Up to now, based on the documentation, my methodology has been to choose a number of cpus that factors "well", i.e. as nproc_x * nproc_y, where nproc_x ~ nproc_y. This appears to be what WRF does when it chooses a default decomposition (i.e. when nproc_x = nproc_y = -1 in the namelist). Hence up to now I would choose 24 x 21 rather than 28 x 18. It looks as though you are suggesting that instead I arrange nproc_x and nproc_y so that the resulting tile dimensions (expressed as grid cells) are not too different from one another. For non-square domains this is quite different, but intuitively makes a lot of sense. Is this a reasonable interpretation of what you have suggested, and how I should proceed in the future?

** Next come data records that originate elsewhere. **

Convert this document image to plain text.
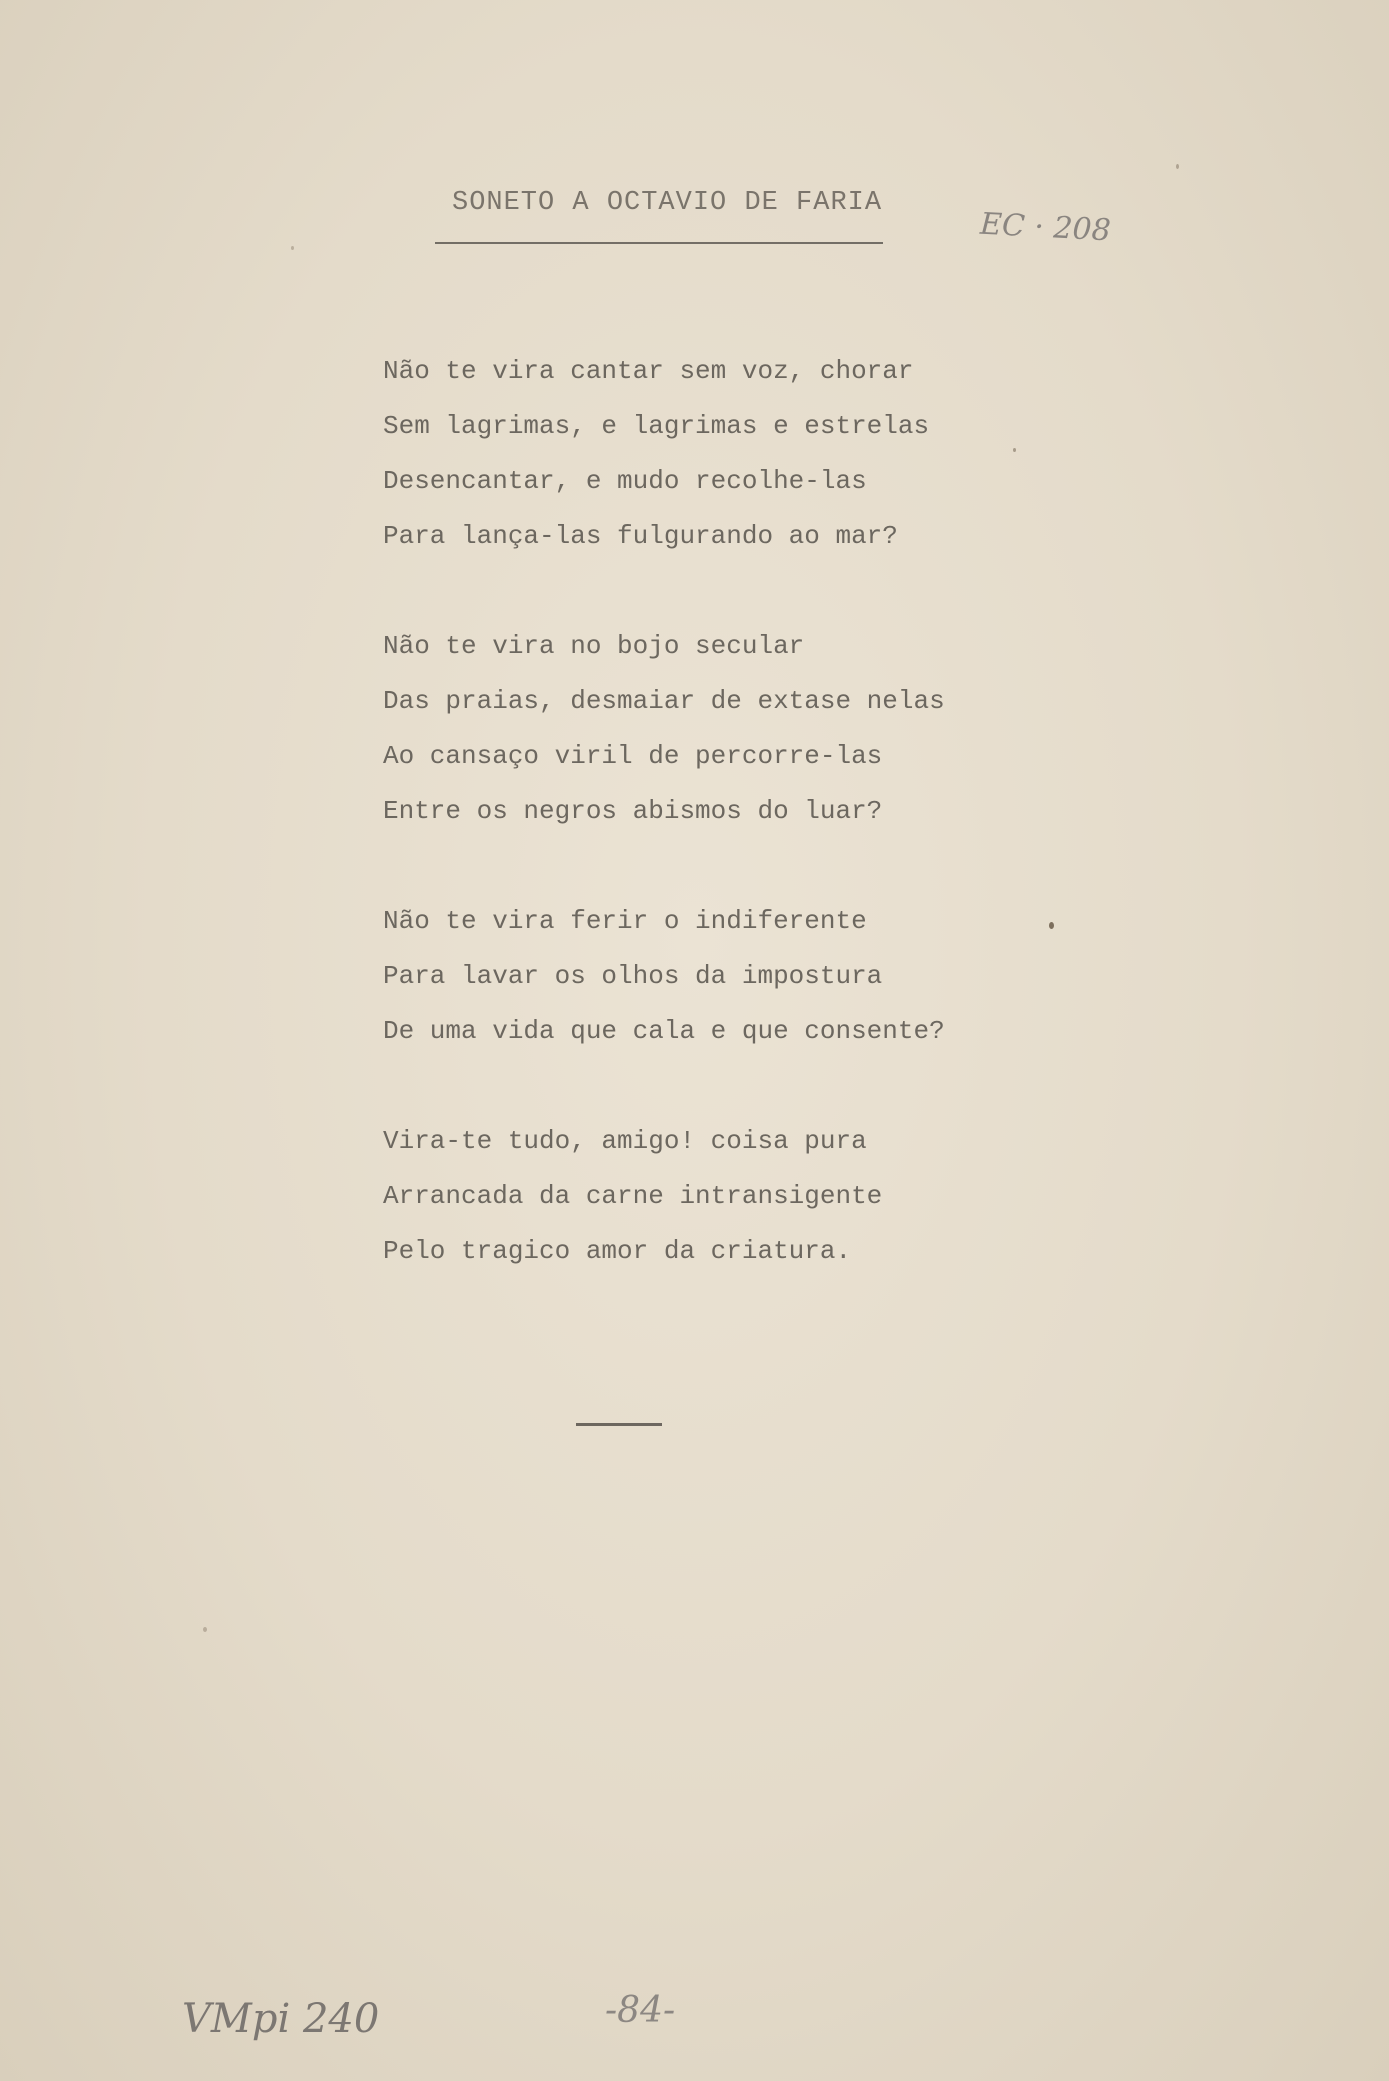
SONETO A OCTAVIO DE FARIA
EC · 208
Não te vira cantar sem voz, chorar
Sem lagrimas, e lagrimas e estrelas
Desencantar, e mudo recolhe-las
Para lança-las fulgurando ao mar?
Não te vira no bojo secular
Das praias, desmaiar de extase nelas
Ao cansaço viril de percorre-las
Entre os negros abismos do luar?
Não te vira ferir o indiferente
Para lavar os olhos da impostura
De uma vida que cala e que consente?
Vira-te tudo, amigo! coisa pura
Arrancada da carne intransigente
Pelo tragico amor da criatura.
VMpi 240	-84-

As mentioned in the previous email there does not appear to be anything that your model set-up is doing incorrectly, including the default decomposition of the MPI ranks.

Because you were able to get a completed model run with a different MPI rank count, that suggested a possible sensitivity to exploit. Since you were able to successfully run with 336 cores, it was not likely that the issue was insufficient memory when running with 504 cores (using more MPI ranks implies less required memory per MPI rank). You mentioned that the code was reproducibly hanging on a communication, also pointing to a possible problem in some infrastructure code. Because of this info, it was a hunch to try a different domain decomposition (for example, as opposed to a physically based modification such as a different time step).

This is certainly only a temporary fix. Trying to figure out the underlying cause is a significant investment in time trying to determine the interactions of episodic case, domain size, nest, physics and dynamics options, compiler version, MPI flavor, optimizations, machine architecture, domain decomposition, etc. With our limited support available, we need to try to do the most that we can for the largest portion of the user community. If other user cases similar to hanging in the communications after the surface layer occur, then we will likely need to revisit this problem.